Había una vez,
en un lugar del mundo, un noble juez al que le encantaba su trabajo. Condenaba
a los que consideraba culpables privándoles siempre de cierta libertad. El
pueblo estaba contento con él, aunque sus decisiones no eran del agrado de
todos. A pesar de ello, cada día que pasaba este noble juez fue obsesionándose más
y más con su trabajo. Primero, juzgaba día y noche de forma excesiva a las
personas de su familia, exagerando todas y cada una de las cosas que, para su
gusto, no hacían bien o no eran perfectas. Después, continuó con sus amigos y, más
tarde, empezó a hacerlo con los vecinos de su localidad. A todas horas, estuviera
donde estuviese, el juez condenaba a cada persona que se le cruzase por sus
actos, por su simple aspecto o por sus defectos más aparentes. Todos estaban
hartos de aquél juez, pues con sus continuos veredictos también les estaba privando
de cierta forma de libertad. Hasta que un día, colocaron al juez delante de un
espejo, y éste se pasó horas y horas delante de él, incapaz de pronunciar una
sola palabra acusatoria sobre lo que estaba viendo.

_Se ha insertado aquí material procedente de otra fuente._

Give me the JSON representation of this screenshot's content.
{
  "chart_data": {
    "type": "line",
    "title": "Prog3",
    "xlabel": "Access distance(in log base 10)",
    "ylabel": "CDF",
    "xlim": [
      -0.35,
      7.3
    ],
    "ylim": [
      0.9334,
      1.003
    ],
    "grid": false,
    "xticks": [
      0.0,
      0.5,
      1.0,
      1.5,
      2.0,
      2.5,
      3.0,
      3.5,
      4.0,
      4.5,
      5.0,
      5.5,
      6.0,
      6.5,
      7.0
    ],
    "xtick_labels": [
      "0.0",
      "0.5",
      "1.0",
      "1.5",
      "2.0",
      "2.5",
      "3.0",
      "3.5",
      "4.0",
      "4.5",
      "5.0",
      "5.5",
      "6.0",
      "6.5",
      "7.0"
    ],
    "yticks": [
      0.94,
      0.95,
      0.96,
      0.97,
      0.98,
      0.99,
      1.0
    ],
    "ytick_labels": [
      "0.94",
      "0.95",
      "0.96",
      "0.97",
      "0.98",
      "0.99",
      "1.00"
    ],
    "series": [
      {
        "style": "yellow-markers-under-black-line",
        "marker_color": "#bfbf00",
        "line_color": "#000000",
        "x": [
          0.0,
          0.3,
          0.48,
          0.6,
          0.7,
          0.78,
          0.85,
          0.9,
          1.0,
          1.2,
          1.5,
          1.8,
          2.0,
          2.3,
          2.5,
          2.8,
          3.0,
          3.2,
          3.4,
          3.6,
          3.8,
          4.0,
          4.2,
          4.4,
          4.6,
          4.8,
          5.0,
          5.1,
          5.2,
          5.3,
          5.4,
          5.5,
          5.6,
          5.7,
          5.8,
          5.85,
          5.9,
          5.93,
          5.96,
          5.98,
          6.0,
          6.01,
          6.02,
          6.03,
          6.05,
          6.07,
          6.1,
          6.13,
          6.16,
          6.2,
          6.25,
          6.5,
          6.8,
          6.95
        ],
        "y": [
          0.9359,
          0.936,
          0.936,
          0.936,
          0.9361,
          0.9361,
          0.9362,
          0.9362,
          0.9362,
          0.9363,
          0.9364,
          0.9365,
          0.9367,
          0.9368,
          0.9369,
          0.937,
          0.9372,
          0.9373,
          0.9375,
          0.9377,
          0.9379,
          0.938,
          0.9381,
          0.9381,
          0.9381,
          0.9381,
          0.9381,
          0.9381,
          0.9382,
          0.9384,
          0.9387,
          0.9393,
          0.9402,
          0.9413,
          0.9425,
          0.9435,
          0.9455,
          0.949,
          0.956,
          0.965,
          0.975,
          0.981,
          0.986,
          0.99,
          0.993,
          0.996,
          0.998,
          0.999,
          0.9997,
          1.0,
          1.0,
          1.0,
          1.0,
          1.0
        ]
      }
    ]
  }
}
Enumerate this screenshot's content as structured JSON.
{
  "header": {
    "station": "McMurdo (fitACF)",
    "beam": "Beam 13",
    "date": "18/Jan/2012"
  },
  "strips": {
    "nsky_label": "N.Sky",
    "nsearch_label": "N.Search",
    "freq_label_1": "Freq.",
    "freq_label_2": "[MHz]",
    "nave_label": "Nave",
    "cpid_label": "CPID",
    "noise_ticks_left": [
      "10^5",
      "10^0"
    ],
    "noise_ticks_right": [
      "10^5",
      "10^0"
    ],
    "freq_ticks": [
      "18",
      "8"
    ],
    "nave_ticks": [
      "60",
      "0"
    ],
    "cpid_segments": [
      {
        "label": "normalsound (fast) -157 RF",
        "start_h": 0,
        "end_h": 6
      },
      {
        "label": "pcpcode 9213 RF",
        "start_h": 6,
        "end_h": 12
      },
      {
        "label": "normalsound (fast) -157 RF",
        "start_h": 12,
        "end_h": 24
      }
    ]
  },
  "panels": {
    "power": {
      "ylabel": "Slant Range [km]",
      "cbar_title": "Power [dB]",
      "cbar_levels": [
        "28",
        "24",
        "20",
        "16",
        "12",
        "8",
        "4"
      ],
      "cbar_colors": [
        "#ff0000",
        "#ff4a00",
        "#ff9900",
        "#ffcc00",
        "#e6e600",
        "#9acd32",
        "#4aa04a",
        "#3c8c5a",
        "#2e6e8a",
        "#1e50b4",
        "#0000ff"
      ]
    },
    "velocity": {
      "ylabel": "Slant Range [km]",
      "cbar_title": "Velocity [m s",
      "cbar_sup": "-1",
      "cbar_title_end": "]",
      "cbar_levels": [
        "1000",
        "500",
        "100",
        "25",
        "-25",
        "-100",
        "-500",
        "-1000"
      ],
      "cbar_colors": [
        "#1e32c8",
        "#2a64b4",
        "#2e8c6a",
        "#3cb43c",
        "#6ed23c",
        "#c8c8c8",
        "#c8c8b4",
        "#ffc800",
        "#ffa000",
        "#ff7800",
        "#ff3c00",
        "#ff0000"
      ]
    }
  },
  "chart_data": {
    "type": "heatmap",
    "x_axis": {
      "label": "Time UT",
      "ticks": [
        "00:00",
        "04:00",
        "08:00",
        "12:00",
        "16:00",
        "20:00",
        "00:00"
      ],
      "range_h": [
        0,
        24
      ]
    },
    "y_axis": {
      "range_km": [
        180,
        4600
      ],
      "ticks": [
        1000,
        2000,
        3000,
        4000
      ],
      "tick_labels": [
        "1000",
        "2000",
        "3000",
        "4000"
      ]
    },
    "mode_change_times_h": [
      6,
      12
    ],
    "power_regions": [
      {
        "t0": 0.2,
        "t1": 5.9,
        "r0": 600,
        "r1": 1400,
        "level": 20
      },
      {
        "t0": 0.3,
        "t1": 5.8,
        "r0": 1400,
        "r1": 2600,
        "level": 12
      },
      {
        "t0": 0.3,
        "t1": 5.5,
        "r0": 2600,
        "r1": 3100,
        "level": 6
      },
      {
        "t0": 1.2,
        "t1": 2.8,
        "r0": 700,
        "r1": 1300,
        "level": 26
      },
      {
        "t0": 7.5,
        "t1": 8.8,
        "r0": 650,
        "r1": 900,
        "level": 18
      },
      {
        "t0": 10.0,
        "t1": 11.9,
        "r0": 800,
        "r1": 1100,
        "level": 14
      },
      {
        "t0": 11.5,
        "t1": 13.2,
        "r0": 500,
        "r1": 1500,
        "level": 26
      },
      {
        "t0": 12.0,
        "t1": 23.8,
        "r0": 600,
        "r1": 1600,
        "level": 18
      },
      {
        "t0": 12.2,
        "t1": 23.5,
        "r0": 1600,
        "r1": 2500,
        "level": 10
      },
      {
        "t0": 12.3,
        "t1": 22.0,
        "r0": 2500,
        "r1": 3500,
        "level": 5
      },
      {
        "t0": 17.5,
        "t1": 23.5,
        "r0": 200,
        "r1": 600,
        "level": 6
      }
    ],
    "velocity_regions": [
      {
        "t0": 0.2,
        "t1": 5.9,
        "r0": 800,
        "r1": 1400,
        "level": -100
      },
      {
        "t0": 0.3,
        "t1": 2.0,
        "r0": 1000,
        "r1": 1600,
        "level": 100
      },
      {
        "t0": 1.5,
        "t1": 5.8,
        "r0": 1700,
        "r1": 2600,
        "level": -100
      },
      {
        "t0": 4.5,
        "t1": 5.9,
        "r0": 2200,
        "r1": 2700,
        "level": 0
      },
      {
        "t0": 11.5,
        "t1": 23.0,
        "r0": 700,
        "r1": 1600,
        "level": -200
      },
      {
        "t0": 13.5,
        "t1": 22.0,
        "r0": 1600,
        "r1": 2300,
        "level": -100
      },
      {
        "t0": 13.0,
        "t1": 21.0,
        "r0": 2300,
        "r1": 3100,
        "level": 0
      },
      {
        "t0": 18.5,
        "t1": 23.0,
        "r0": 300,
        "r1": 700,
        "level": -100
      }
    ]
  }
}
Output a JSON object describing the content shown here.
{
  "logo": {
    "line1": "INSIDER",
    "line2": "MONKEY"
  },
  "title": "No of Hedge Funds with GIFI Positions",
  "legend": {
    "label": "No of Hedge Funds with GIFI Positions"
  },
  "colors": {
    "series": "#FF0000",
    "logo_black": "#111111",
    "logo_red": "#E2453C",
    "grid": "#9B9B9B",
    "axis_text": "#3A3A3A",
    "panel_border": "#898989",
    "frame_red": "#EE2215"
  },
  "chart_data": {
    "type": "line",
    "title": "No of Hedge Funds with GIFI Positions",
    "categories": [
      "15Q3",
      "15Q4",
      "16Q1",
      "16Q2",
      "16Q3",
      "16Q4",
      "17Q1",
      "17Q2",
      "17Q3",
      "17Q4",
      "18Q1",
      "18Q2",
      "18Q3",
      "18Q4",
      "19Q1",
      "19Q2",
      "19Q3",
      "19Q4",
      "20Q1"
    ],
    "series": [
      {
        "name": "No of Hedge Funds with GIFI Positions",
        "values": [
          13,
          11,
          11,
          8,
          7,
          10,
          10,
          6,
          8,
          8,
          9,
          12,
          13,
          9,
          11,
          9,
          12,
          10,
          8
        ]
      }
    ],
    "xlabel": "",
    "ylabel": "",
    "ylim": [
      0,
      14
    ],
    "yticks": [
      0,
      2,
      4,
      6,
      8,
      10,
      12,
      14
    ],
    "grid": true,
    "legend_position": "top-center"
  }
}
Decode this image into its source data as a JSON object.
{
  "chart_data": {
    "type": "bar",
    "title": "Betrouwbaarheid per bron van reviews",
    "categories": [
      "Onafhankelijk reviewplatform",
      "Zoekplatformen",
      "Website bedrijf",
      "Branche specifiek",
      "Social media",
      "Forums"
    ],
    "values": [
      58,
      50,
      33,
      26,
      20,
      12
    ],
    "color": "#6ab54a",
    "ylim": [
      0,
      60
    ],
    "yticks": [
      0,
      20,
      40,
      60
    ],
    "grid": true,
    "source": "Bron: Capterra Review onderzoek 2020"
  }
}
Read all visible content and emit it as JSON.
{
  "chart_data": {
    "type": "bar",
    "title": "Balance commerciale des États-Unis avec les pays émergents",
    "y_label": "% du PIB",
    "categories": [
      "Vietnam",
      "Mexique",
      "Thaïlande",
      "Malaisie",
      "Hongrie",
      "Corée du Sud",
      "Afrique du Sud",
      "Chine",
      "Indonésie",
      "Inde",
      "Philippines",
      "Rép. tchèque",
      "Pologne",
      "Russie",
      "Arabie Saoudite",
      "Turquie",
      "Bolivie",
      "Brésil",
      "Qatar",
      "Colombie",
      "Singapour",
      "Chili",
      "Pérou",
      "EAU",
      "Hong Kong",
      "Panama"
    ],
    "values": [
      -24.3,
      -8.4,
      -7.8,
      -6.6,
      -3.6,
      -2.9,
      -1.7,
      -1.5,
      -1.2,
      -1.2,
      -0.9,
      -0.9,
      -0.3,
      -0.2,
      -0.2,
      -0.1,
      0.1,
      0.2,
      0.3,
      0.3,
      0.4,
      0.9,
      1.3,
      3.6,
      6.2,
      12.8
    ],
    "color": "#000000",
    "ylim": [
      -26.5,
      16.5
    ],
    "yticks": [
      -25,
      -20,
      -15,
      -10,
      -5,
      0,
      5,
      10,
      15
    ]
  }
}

Sin embargo, vivimos en una sociedad
que es como este juez, en la que en un medio de comunicación público sigue paso
a paso y, como si fuera especialmente relevante para todos nosotros, la condena
que cumple un preso por un delito que cometió hace años contra una familia. O
dos mujeres se dedican a rezar el rosario delante de una clínica, mientras
varias chicas llevan a cabo la que probablemente sea la decisión más difícil de
sus vidas, la de abortar.
Tal vez sea
mejor que nos miremos al espejo y respetemos la libertad de los demás.